A mutable object is an object that can be modified after it has been created. So in a way, it is synonymous with "modifiable." The word "mutable" means "liable or subject to change or alteration." I think it sounds better than "modifiable."
mutable
"liable or subject to change or alteration."
modifiable
"to change somewhat the form or qualities of; alter partially;"
conversely
immutable
"not mutable; unchangeable; changeless"
unmodifiable
"incapable of being modified in form or character or strength"
In programming you more often hear the terms mutable and immutable than you do modifiable and unmodifiable. However I think it is safe to say that either way has the same meaning.

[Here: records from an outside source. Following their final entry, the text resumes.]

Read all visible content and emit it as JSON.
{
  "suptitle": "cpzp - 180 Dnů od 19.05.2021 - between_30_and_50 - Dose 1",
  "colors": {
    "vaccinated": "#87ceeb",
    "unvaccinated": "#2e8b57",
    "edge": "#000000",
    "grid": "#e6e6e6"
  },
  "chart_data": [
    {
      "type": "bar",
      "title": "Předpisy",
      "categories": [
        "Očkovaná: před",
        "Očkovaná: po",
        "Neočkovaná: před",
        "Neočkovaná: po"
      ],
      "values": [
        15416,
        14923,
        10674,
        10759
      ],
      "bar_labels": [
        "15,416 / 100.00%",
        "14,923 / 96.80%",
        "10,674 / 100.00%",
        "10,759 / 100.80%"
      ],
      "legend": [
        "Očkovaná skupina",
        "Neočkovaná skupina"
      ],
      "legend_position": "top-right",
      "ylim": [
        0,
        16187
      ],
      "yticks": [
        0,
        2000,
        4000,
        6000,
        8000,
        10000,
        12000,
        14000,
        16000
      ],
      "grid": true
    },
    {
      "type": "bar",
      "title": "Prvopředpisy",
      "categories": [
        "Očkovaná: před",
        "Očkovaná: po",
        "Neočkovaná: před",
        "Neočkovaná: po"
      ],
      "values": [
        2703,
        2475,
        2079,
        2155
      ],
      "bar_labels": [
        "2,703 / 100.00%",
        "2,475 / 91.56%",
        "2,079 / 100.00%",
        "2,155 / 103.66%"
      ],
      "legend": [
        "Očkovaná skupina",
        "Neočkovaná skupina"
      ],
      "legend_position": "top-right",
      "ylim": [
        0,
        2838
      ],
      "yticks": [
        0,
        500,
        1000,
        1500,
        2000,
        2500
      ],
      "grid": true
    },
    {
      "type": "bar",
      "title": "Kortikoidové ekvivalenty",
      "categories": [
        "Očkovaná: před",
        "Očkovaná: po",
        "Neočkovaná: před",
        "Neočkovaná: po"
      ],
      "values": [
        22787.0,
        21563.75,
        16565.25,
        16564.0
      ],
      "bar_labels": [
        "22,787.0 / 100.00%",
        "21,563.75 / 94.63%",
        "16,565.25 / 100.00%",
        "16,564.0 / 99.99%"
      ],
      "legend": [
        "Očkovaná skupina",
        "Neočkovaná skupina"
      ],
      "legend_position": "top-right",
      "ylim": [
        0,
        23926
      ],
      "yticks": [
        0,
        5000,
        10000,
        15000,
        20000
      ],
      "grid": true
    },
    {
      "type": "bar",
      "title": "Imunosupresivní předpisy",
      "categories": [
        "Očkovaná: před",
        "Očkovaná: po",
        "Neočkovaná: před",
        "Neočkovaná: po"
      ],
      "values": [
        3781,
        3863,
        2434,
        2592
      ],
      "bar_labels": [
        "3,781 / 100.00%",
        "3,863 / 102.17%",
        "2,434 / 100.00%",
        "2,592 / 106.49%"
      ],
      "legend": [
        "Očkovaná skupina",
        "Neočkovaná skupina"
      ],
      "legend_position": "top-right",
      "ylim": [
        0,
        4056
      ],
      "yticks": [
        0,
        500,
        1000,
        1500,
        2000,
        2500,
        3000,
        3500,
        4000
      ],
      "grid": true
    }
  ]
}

But when in Rome... so you should use mutable and immutable as they are the more commonly used terms (at least in my experience).
As to why that choice? I asked my mother in law (she is up on words :-) and from a non-programming point of view "mutable" is shorter then "modifiable"... seems likely enough of a reason to me.
Yes, mutable is the term for an object that is capable of being changed after it is created, whereas immutable refers to an object that cannot change. Mutable literally means "ability to mutate" which I think fits perfectly with how mutable objects behave.
Specifically in relation to strings, in a mutable string, if you change the first character from 'A' to 'B', you're still dealing with the same bytes in memory; one of them has just taken a different value. With immutable strings, i.e. in Java, a new object would be created at a new location in memory, because the original one cannot be changed.
Mutable is a decent word to describe that, and it has the advantage of not being loaded with real-world meanings or interpretations that would make it difficult to use precisely.
And since you didn't point out the specific context you're speaking of (and so please forgive me if this is scope creep)...
Strings in .NET specifically are immutable, not mutable. Once they're created, that's it. They never change. If change attempts are made, new strings are created and the old ones get released for garbage collection.
Here is a pretty simple explanation of mutable/immutable using java as an example:
Mutable
can be changed without reallocating memory
a StringBuffer api documentation is a mutable version the standard string class
to change the standard value of the String class you need to reallocate memory
I have never really heard of using the term modifiable.